XIIth Florence Biennale Special Award from the President to Anthony Howe for his kinetic sculptures
Anticipations for the International Contemporary Art Biennial of Florence, to be held at the Fortezza da Basso from 18 to 27 October 2019, have just started to be released. Themed ‘Ars et Ingenium. Toward Leonardo da Vinci’s Legacy of Similitude and Invention’, the forthcoming edition will focus on Leonardo’s multifaceted being: an outstanding artist, he was also a ‘scientist’ committed to exploring nature in order to grasp the fundamental knowledge spanning different disciplines. Moreover, thinking of Leonardo as an extraordinary exemplum for contemporary creativity, attention will be drawn on the fact that he joined art practice and ‘scientific’ research with experimentation. In that perspective, the Lorenzo il Magnifico Special Award from the President of the Florence Biennale will be bestowed to American sculptor Anthony Howe, an outstanding artist renowned for his kinetic sculptures. Powered by the wind, these stunning artworks appear to be like stars, vortexes, or ‘living beings’ – as art historian Carlo Ludovico Ragghianti would define them.

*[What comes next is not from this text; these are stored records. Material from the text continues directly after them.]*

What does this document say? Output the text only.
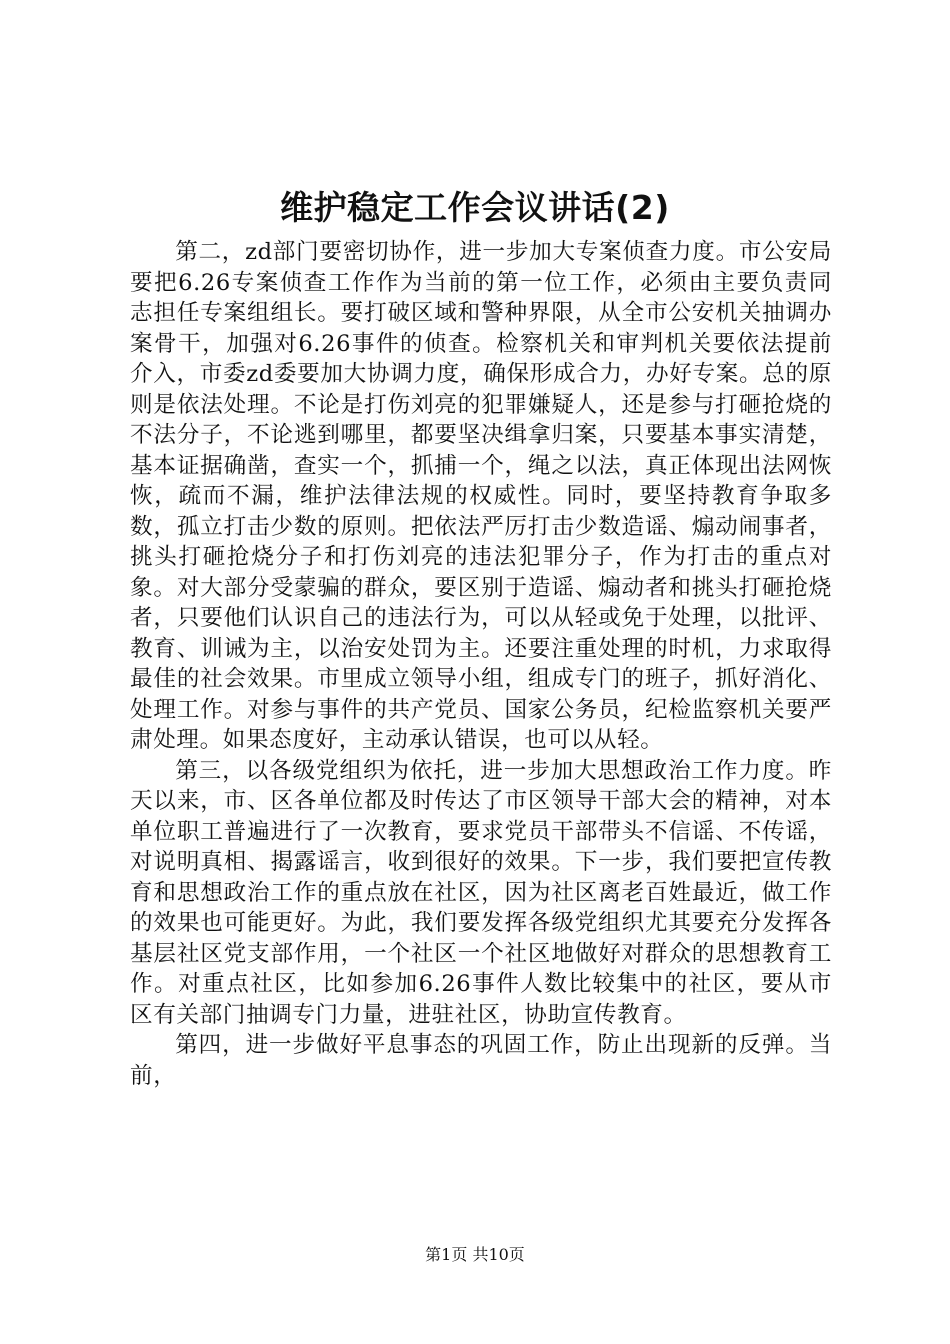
维护稳定工作会议讲话(2)

第二，zd部门要密切协作，进一步加大专案侦查力度。市公安局要把6.26专案侦查工作作为当前的第一位工作，必须由主要负责同志担任专案组组长。要打破区域和警种界限，从全市公安机关抽调办案骨干，加强对6.26事件的侦查。检察机关和审判机关要依法提前介入，市委zd委要加大协调力度，确保形成合力，办好专案。总的原则是依法处理。不论是打伤刘亮的犯罪嫌疑人，还是参与打砸抢烧的不法分子，不论逃到哪里，都要坚决缉拿归案，只要基本事实清楚，基本证据确凿，查实一个，抓捕一个，绳之以法，真正体现出法网恢恢，疏而不漏，维护法律法规的权威性。同时，要坚持教育争取多数，孤立打击少数的原则。把依法严厉打击少数造谣、煽动闹事者，挑头打砸抢烧分子和打伤刘亮的违法犯罪分子，作为打击的重点对象。对大部分受蒙骗的群众，要区别于造谣、煽动者和挑头打砸抢烧者，只要他们认识自己的违法行为，可以从轻或免于处理，以批评、教育、训诫为主，以治安处罚为主。还要注重处理的时机，力求取得最佳的社会效果。市里成立领导小组，组成专门的班子，抓好消化、处理工作。对参与事件的共产党员、国家公务员，纪检监察机关要严肃处理。如果态度好，主动承认错误，也可以从轻。

第三，以各级党组织为依托，进一步加大思想政治工作力度。昨天以来，市、区各单位都及时传达了市区领导干部大会的精神，对本单位职工普遍进行了一次教育，要求党员干部带头不信谣、不传谣，对说明真相、揭露谣言，收到很好的效果。下一步，我们要把宣传教育和思想政治工作的重点放在社区，因为社区离老百姓最近，做工作的效果也可能更好。为此，我们要发挥各级党组织尤其要充分发挥各基层社区党支部作用，一个社区一个社区地做好对群众的思想教育工作。对重点社区，比如参加6.26事件人数比较集中的社区，要从市区有关部门抽调专门力量，进驻社区，协助宣传教育。

第四，进一步做好平息事态的巩固工作，防止出现新的反弹。当前，

第1页 共10页
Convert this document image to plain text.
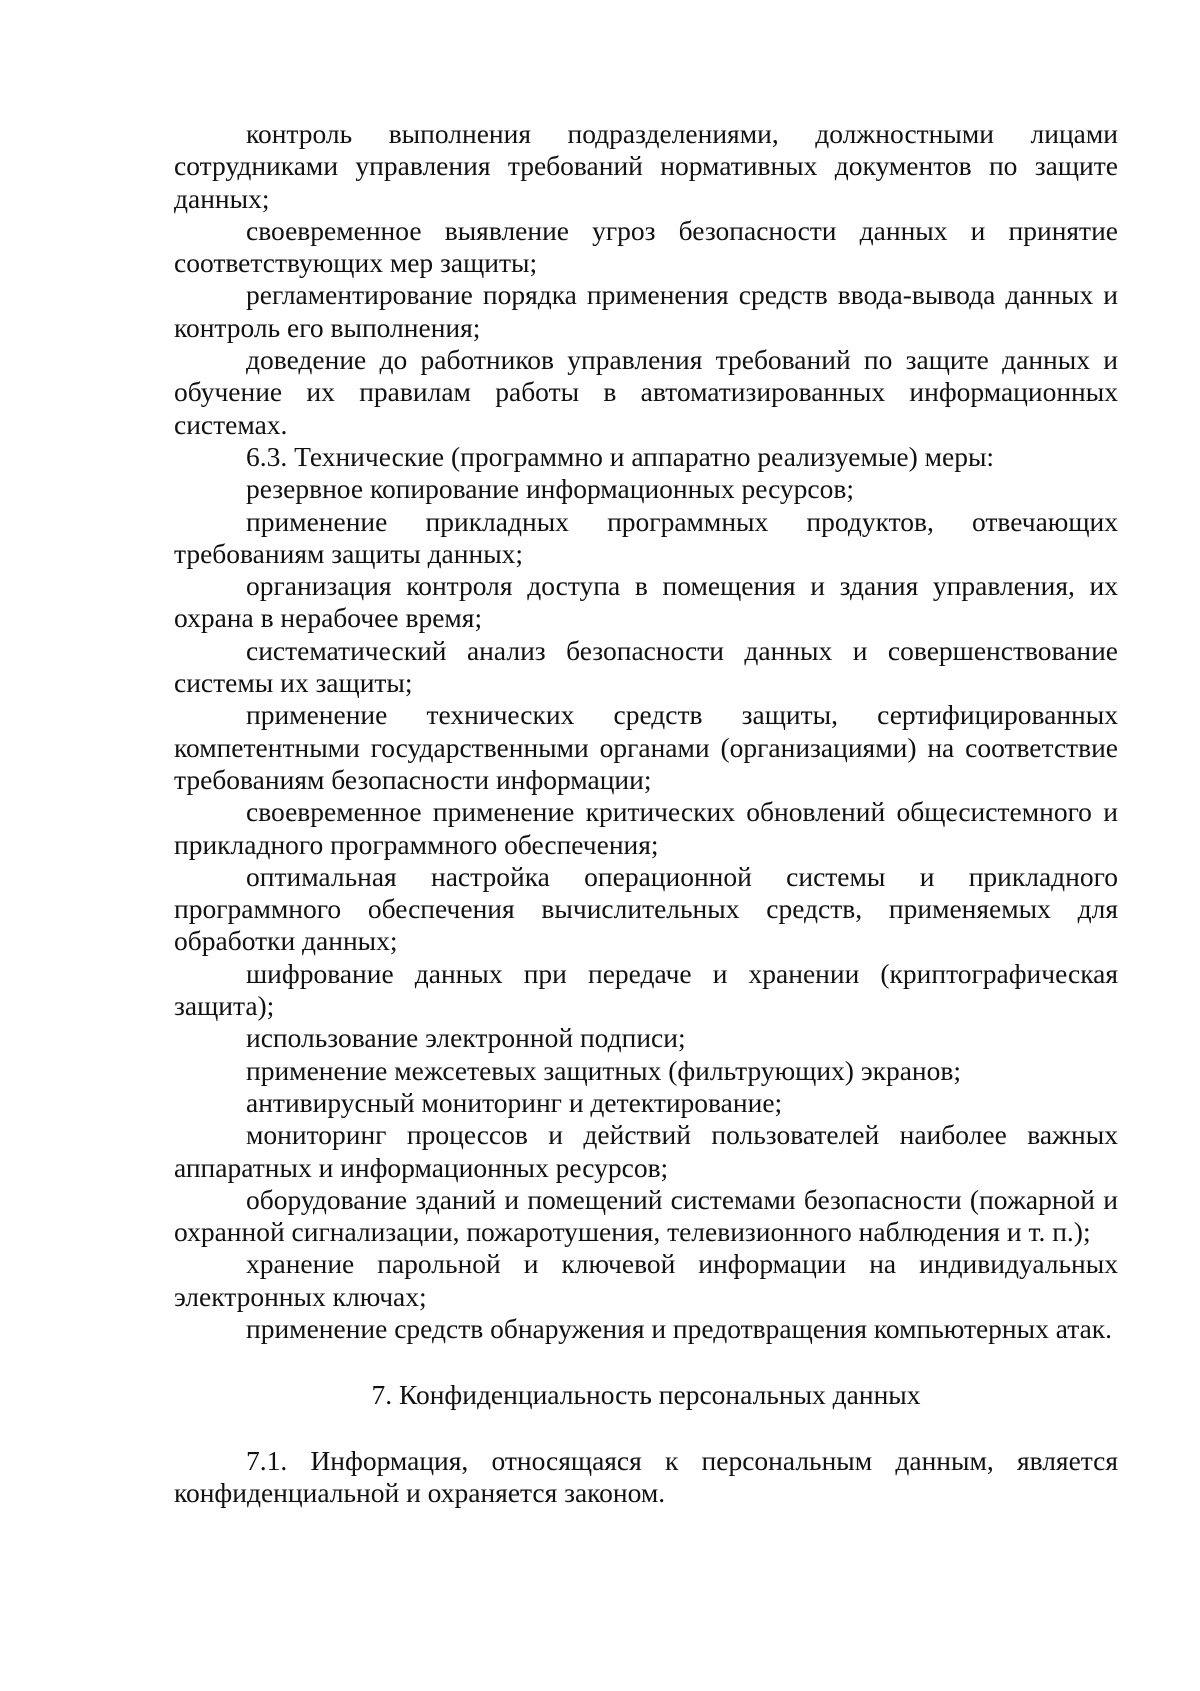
контроль выполнения подразделениями, должностными лицами сотрудниками управления требований нормативных документов по защите данных;

своевременное выявление угроз безопасности данных и принятие соответствующих мер защиты;

регламентирование порядка применения средств ввода-вывода данных и контроль его выполнения;

доведение до работников управления требований по защите данных и обучение их правилам работы в автоматизированных информационных системах.

6.3. Технические (программно и аппаратно реализуемые) меры:

резервное копирование информационных ресурсов;

применение прикладных программных продуктов, отвечающих требованиям защиты данных;

организация контроля доступа в помещения и здания управления, их охрана в нерабочее время;

систематический анализ безопасности данных и совершенствование системы их защиты;

применение технических средств защиты, сертифицированных компетентными государственными органами (организациями) на соответствие требованиям безопасности информации;

своевременное применение критических обновлений общесистемного и прикладного программного обеспечения;

оптимальная настройка операционной системы и прикладного программного обеспечения вычислительных средств, применяемых для обработки данных;

шифрование данных при передаче и хранении (криптографическая защита);

использование электронной подписи;

применение межсетевых защитных (фильтрующих) экранов;

антивирусный мониторинг и детектирование;

мониторинг процессов и действий пользователей наиболее важных аппаратных и информационных ресурсов;

оборудование зданий и помещений системами безопасности (пожарной и охранной сигнализации, пожаротушения, телевизионного наблюдения и т. п.);

хранение парольной и ключевой информации на индивидуальных электронных ключах;

применение средств обнаружения и предотвращения компьютерных атак.

7. Конфиденциальность персональных данных

7.1. Информация, относящаяся к персональным данным, является конфиденциальной и охраняется законом.
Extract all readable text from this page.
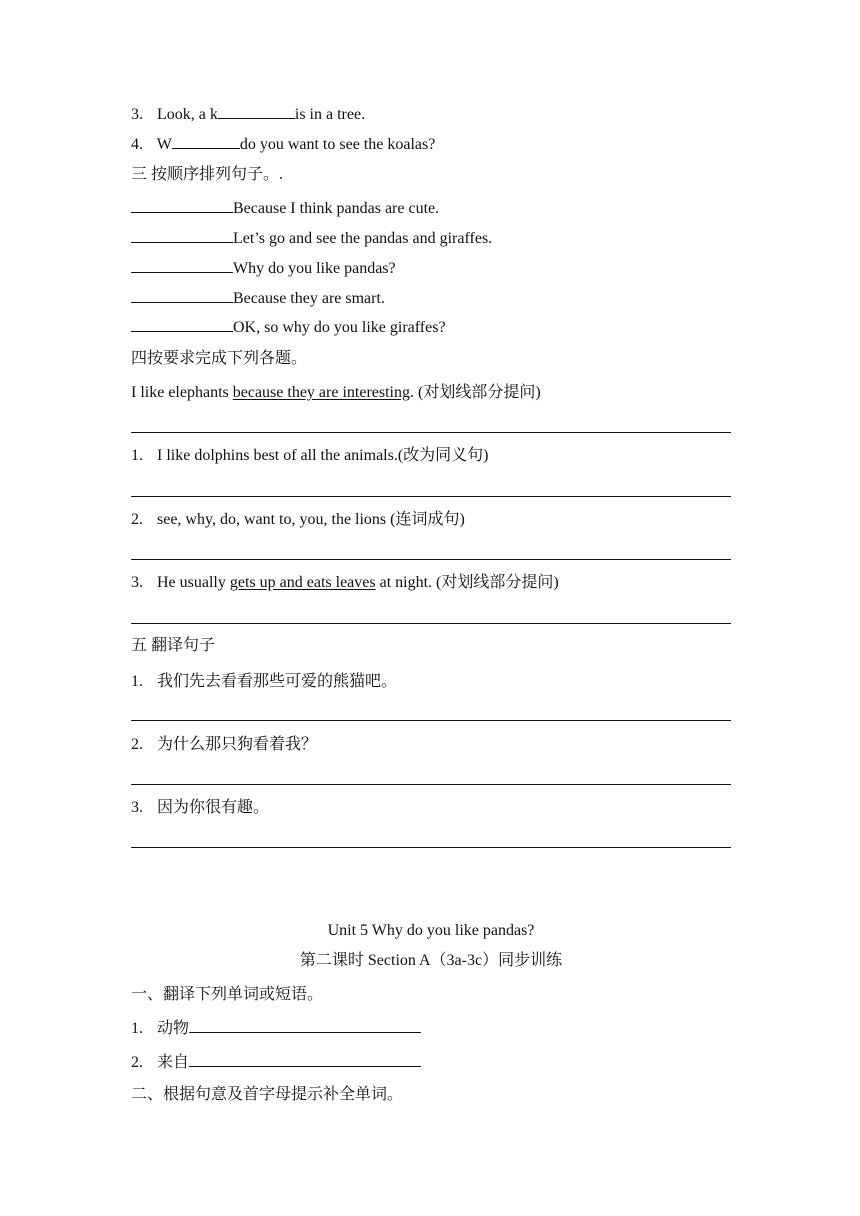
3. Look, a k	is in a tree.
4. W	do you want to see the koalas?
三 按顺序排列句子。.
Because I think pandas are cute.
Let’s go and see the pandas and giraffes.
Why do you like pandas?
Because they are smart.
OK, so why do you like giraffes?
四按要求完成下列各题。
I like elephants because they are interesting. (对划线部分提问)
1. I like dolphins best of all the animals.(改为同义句)
2. see, why, do, want to, you, the lions (连词成句)
3. He usually gets up and eats leaves at night. (对划线部分提问)
五 翻译句子
1. 我们先去看看那些可爱的熊猫吧。
2. 为什么那只狗看着我？
3. 因为你很有趣。
Unit 5 Why do you like pandas?
第二课时 Section A（3a-3c）同步训练
一、翻译下列单词或短语。
1. 动物
2. 来自
二、根据句意及首字母提示补全单词。
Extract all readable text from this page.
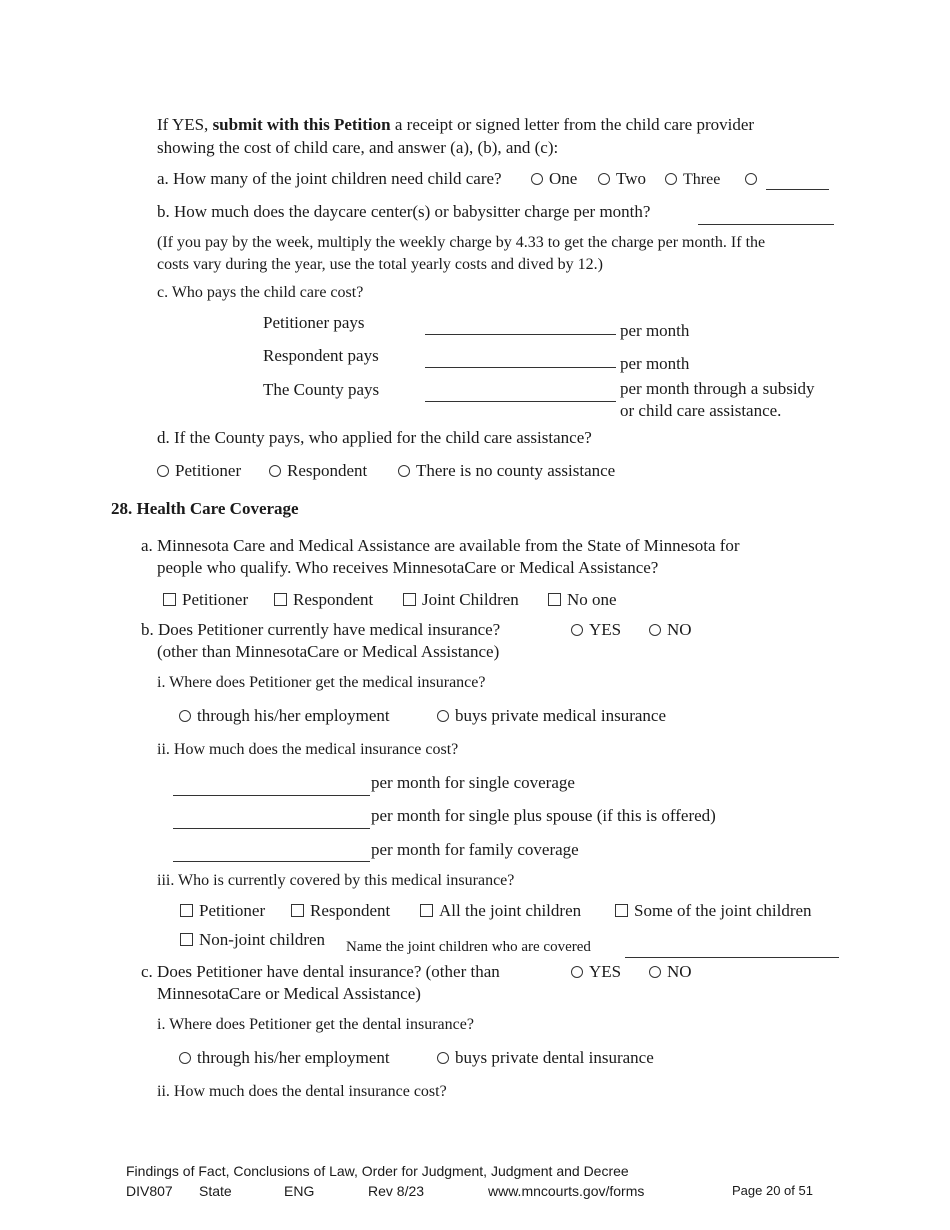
If YES, submit with this Petition a receipt or signed letter from the child care provider
showing the cost of child care, and answer (a), (b), and (c):
a. How many of the joint children need child care?	One	Two	Three
b. How much does the daycare center(s) or babysitter charge per month?
(If you pay by the week, multiply the weekly charge by 4.33 to get the charge per month. If the
costs vary during the year, use the total yearly costs and dived by 12.)
c. Who pays the child care cost?
Petitioner pays	per month
Respondent pays	per month
The County pays	per month through a subsidy
or child care assistance.
d. If the County pays, who applied for the child care assistance?
Petitioner	Respondent	There is no county assistance
28. Health Care Coverage
a. Minnesota Care and Medical Assistance are available from the State of Minnesota for
people who qualify. Who receives MinnesotaCare or Medical Assistance?
Petitioner	Respondent	Joint Children	No one
b. Does Petitioner currently have medical insurance?
(other than MinnesotaCare or Medical Assistance)
YES	NO
i. Where does Petitioner get the medical insurance?
through his/her employment	buys private medical insurance
ii. How much does the medical insurance cost?
per month for single coverage
per month for single plus spouse (if this is offered)
per month for family coverage
iii. Who is currently covered by this medical insurance?
Petitioner	Respondent	All the joint children	Some of the joint children
Non-joint children Name the joint children who are covered
c. Does Petitioner have dental insurance? (other than
MinnesotaCare or Medical Assistance)
YES	NO
i. Where does Petitioner get the dental insurance?
through his/her employment	buys private dental insurance
ii. How much does the dental insurance cost?
Findings of Fact, Conclusions of Law, Order for Judgment, Judgment and Decree
DIV807 State	ENG	Rev 8/23	www.mncourts.gov/forms	Page 20 of 51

Howe will thus be guest of honour of XIIth Florence Biennale. On that occasion a work of his, possibly the outcome of a new project to be first displayed in Italy, may be exhibited at the Fortezza da Basso.
Born in 1954 in Salt Lake City (Utah, USA), Anthony Howe attended the Taft School in Watertown, Connecticut, followed by Cornell University and the Skowhegan School of Sculpture and Painting. He is regarded a strikingly innovative protagonist of the contemporary art scene for his mesmerizing wind-driven sculptures. With his Lucea he impressed actors and audience at the 2017 Academy Awards ceremony. One year earlier he had amazed with the athletes, spectators and dignitaries attending the Olympic Games opening ceremony in Rio de Janeiro, Brazil, with the cauldron made on commission of the steering committee. Moving gracefully yet powerfully, that pinnacle of artistic achievement mirrored Howe’s vision ‘to replicate the sun using movement to mimic its pulsing energy and reflection of light’.
With his dazzling kinetic sculptures coming to life in his home studio and sculpture park on Orcas Island since the late 1980s, after distinguishing himself as a watercolourist, Anthony Howe boasts having his creations shown in public spaces around the world, including Dubai, the United Arab Emirates, Southern California, and New York City. They are also present in many prestigious collections.
Like Azlon (2017), most of these wind powered sculptures, spinning and spiralling harmoniously in intricate patterns at the slightest breeze, are made from stainless steel and fibreglass which are bent, contorted and hammered into lightweight curvilinear pieces. High-tech textiles for windsurfing, however, might also be used by the artist in the future for new projects.
‘The wind is something that I have always loved to be around, and be in, and play in’, affirmed Howe, whose artistic research for beauty blown with the wind overlaps with experimentation grounded in scientific knowledge and technology of our time. His approach appears to be reminiscent of Leonardo da Vinci’s vision of human life, creativity, and genius in harmony with Nature and its fundamental forces. It may thus be worth remembering a 1487 drawing with notes by Leonardo in the Codex Atlanticus (f. 675r) at the Biblioteca Ambrosiana, Milan, as showing how that great Master of the Renaissance imagined an anemometer as an instrument for measuring the speed of the wind equipped with another device for indicating its direction.
All in all, past and present are expected to meet in the forthcoming Florence Biennale, a ‘wind rose’ for virtually measuring Ars et Ingenium.